Podcast Episode 35 – Apollo Hoax Photos, Part 2


Slightly late, episode 35 has been posted. I go over four photography claims dealing with crosshairs and shadows.

I’m also considering experimenting with making this episode (and potentially some other visual ones) into YouTube-type videos. Let me know what you think.

Oh, and this episode introduces a new segment — new news related to previous episodes.

April 15, 2012

Podcast Episode 31: Photographic Claims of the Apollo Moon Hoax (Part 1)


In this latest episode, I talk about some of the main photography claims that people point to in perpetuating the Apollo Moon Hoax idea, or why we supposedly did not go to the Moon with astronauts between 1969 and 1972.

This is a Part 1 edition, though the Part 2 will come in around a month or so.
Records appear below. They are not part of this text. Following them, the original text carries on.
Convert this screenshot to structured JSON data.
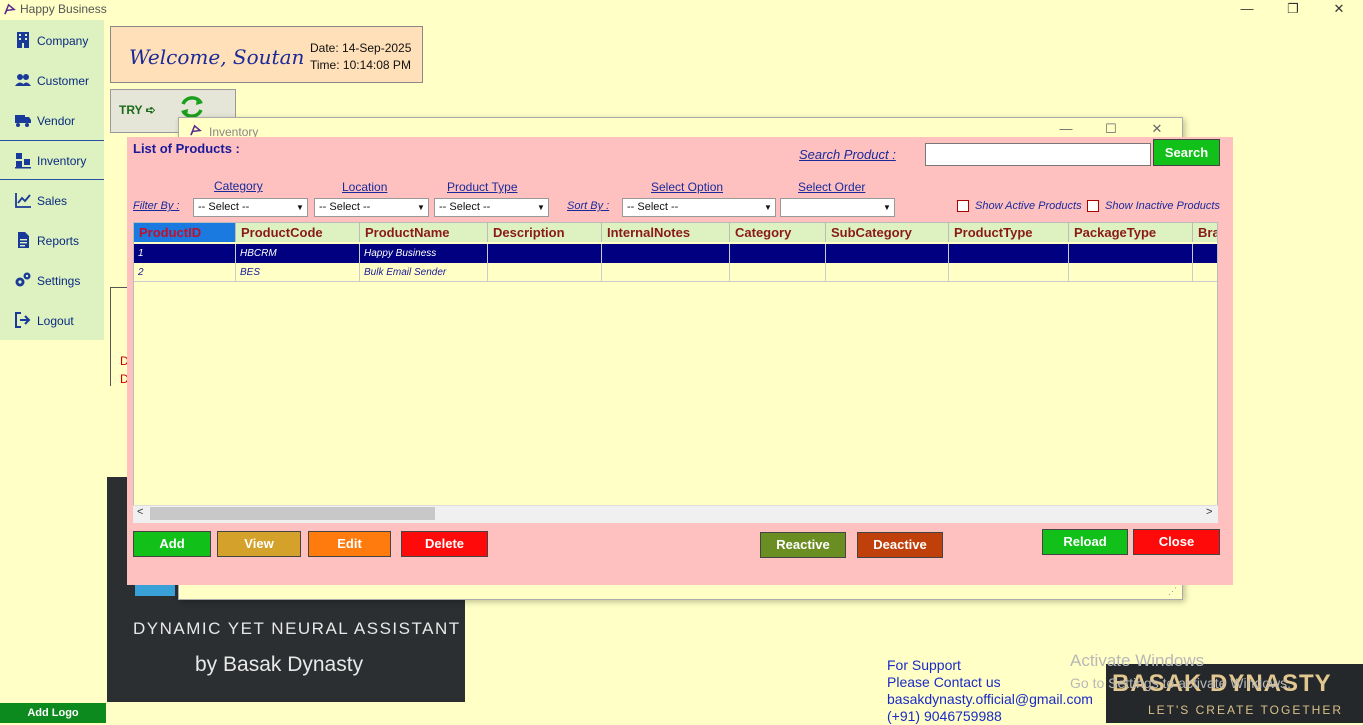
{
  "app": {
    "title": "Happy Business"
  },
  "window_controls": {
    "minimize": "—",
    "maximize": "❐",
    "close": "✕"
  },
  "sidebar": {
    "items": [
      {
        "label": "Company",
        "icon": "building-icon"
      },
      {
        "label": "Customer",
        "icon": "users-icon"
      },
      {
        "label": "Vendor",
        "icon": "truck-icon"
      },
      {
        "label": "Inventory",
        "icon": "inventory-icon"
      },
      {
        "label": "Sales",
        "icon": "chart-line-icon"
      },
      {
        "label": "Reports",
        "icon": "document-icon"
      },
      {
        "label": "Settings",
        "icon": "gears-icon"
      },
      {
        "label": "Logout",
        "icon": "logout-icon"
      }
    ],
    "add_logo": "Add Logo"
  },
  "welcome": {
    "text": "Welcome, Soutan",
    "date": "Date: 14-Sep-2025",
    "time": "Time: 10:14:08 PM"
  },
  "try_box": {
    "label": "TRY ➪"
  },
  "background": {
    "red_letters": [
      "D",
      "D"
    ]
  },
  "brand_panel": {
    "line1": "DYNAMIC YET NEURAL ASSISTANT",
    "line2": "by Basak Dynasty"
  },
  "support": {
    "line1": "For Support",
    "line2": "Please Contact us",
    "email": "basakdynasty.official@gmail.com",
    "phone": "(+91) 9046759988"
  },
  "activate_windows": {
    "title": "Activate Windows",
    "subtitle": "Go to Settings to activate Windows."
  },
  "basak_logo": {
    "name": "BASAK DYNASTY",
    "tagline": "LET'S CREATE TOGETHER"
  },
  "inventory": {
    "window_title": "Inventory",
    "list_title": "List of Products :",
    "search_label": "Search Product :",
    "search_value": "",
    "search_button": "Search",
    "filter_by": "Filter By :",
    "sort_by": "Sort By :",
    "filters": {
      "category": {
        "label": "Category",
        "value": "-- Select --"
      },
      "location": {
        "label": "Location",
        "value": "-- Select --"
      },
      "product_type": {
        "label": "Product Type",
        "value": "-- Select --"
      },
      "select_option": {
        "label": "Select Option",
        "value": "-- Select --"
      },
      "select_order": {
        "label": "Select Order",
        "value": ""
      }
    },
    "show_active": "Show Active Products",
    "show_inactive": "Show Inactive Products",
    "columns": [
      "ProductID",
      "ProductCode",
      "ProductName",
      "Description",
      "InternalNotes",
      "Category",
      "SubCategory",
      "ProductType",
      "PackageType",
      "Bra"
    ],
    "rows": [
      [
        "1",
        "HBCRM",
        "Happy Business",
        "",
        "",
        "",
        "",
        "",
        "",
        ""
      ],
      [
        "2",
        "BES",
        "Bulk Email Sender",
        "",
        "",
        "",
        "",
        "",
        "",
        ""
      ]
    ],
    "buttons": {
      "add": "Add",
      "view": "View",
      "edit": "Edit",
      "delete": "Delete",
      "reactive": "Reactive",
      "deactive": "Deactive",
      "reload": "Reload",
      "close": "Close"
    },
    "colors": {
      "add": "#11c11a",
      "view": "#d4a12a",
      "edit": "#ff7b0e",
      "delete": "#ff0a0a",
      "reactive": "#6b8e23",
      "deactive": "#c0400c",
      "reload": "#11c11a",
      "close": "#ff0a0a",
      "search": "#11c11a"
    }
  }
}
This one focuses not on the photographs themselves, but claims that the astronauts could not have taken them. Part 2 will address many of the main claims about what’s in the photographs as opposed to the existence of the photographs in the first place.

I also have a different kind of puzzler this time. This is a photography challenge, of sorts, where your challenge (should you choose to accept it), is to take a photo of the moon and a photo of stars. Then, use the settings you used on the moon to try to take photos of stars (and see what happens), and then use the settings you used to actually get stars and take a photo of the moon (and see what happens).